City officials say they’ll continue to monitor steep declines in electrical franchise fees and sales taxes.


Presenting a first-quarter financial report Tuesday, Finance Director Donna Williams said the franchise fees – a percentage of gross revenues paid during the first quarter by local electrical providers Georgia Power and Jefferson Electric – are down by $1.1 million over last year.

City leaders last year forecast a decline of $600,000 from a paper machine shutdown at Resolute Forest Products, for years one of Georgia Power’s largest customers. Around the same time another large customer, Fibrant, announced plans to shutter most of its Augusta operations.

Electric franchise fees represent the largest single source of tax revenue for the city’s general fund and were budgeted at $14.6 million for 2017, down from $15.2 million in 2016.

City Administrator Janice Allen Jackson said through a spokesman the decrease was “larger than we anticipated” but decreases in franchise fees and sales taxes were expected. “We still have 10 months of sales tax collections remaining in the year,” she said.

Sales tax collections – the four, one-percent taxes collected for schools, transportation, local government and the Local Option Sales Tax – also continue to decline.

“In 2015 and 2016 we have experienced absolute declines in your sales tax revenue for your local option sales tax,” Williams said.

As of February, because March payment information was not available, 2017 sales tax receipts for the LOST were down $88,218 over last year, about 11 percent below budgeted amounts.

Low sales tax collection rates have varied impacts on the government, Williams said. While the Transportation Investment Act expires after 10 years, low collection rates for the other taxes used for capital projects merely slow or delay the projects until enough funds are collected.

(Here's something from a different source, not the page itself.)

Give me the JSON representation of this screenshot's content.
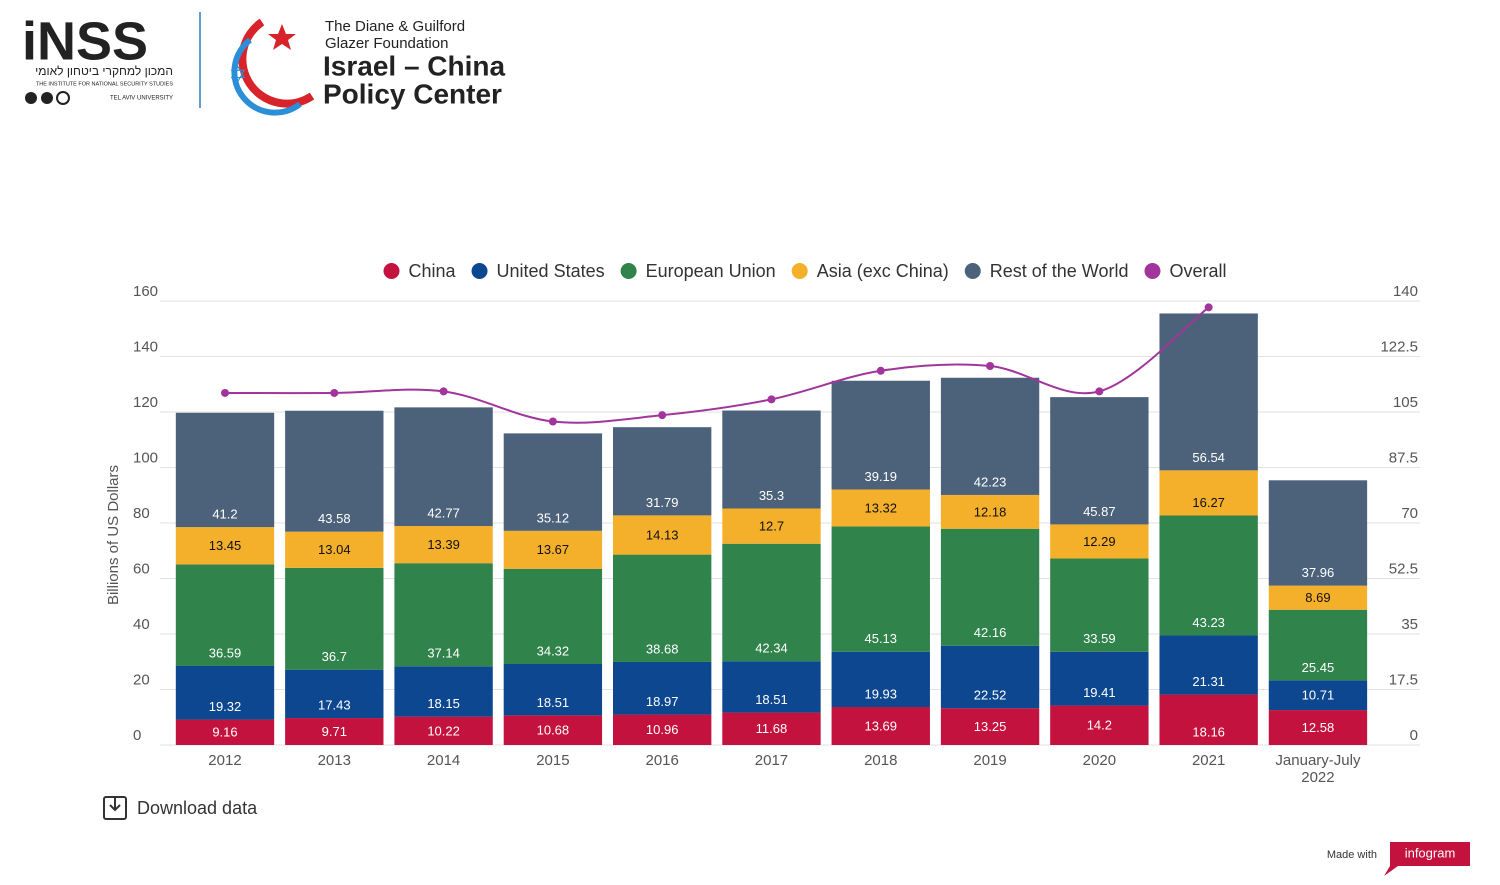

The LOST, however, is used like ad valorem taxes to support government operations and cuts into funds available to the general fund, law enforcement and the Urban Services fund, she said.

The city last year budgeted some 38 percent of law enforcement funding from the LOST, and 51 percent of funds for the Urban Services District, located in the pre-consolidation city limits, according to Williams’ report.

“Law enforcement has fewer other sources of revenue to depend on,” she said.

The sales tax decreases continue a several-year trend that officials have struggled to explain, due largely to limited information provided by the state about collections. Last year was the fourth and final year of staggered implementation of a new sales tax exemption for energy used in manufacturing, Williams said.

When manufacturers won the state tax break and lobbied to stop the local government from substituting an excise tax, city officials estimated the break will cost the government between $3.5 million and $4 million.

Williams said the city could make up the difference by year’s end, in part from limited growth in the tax digest, but said the city continues to monitor collections.

“It is not a catastrophe right now; it is a concern,” she said.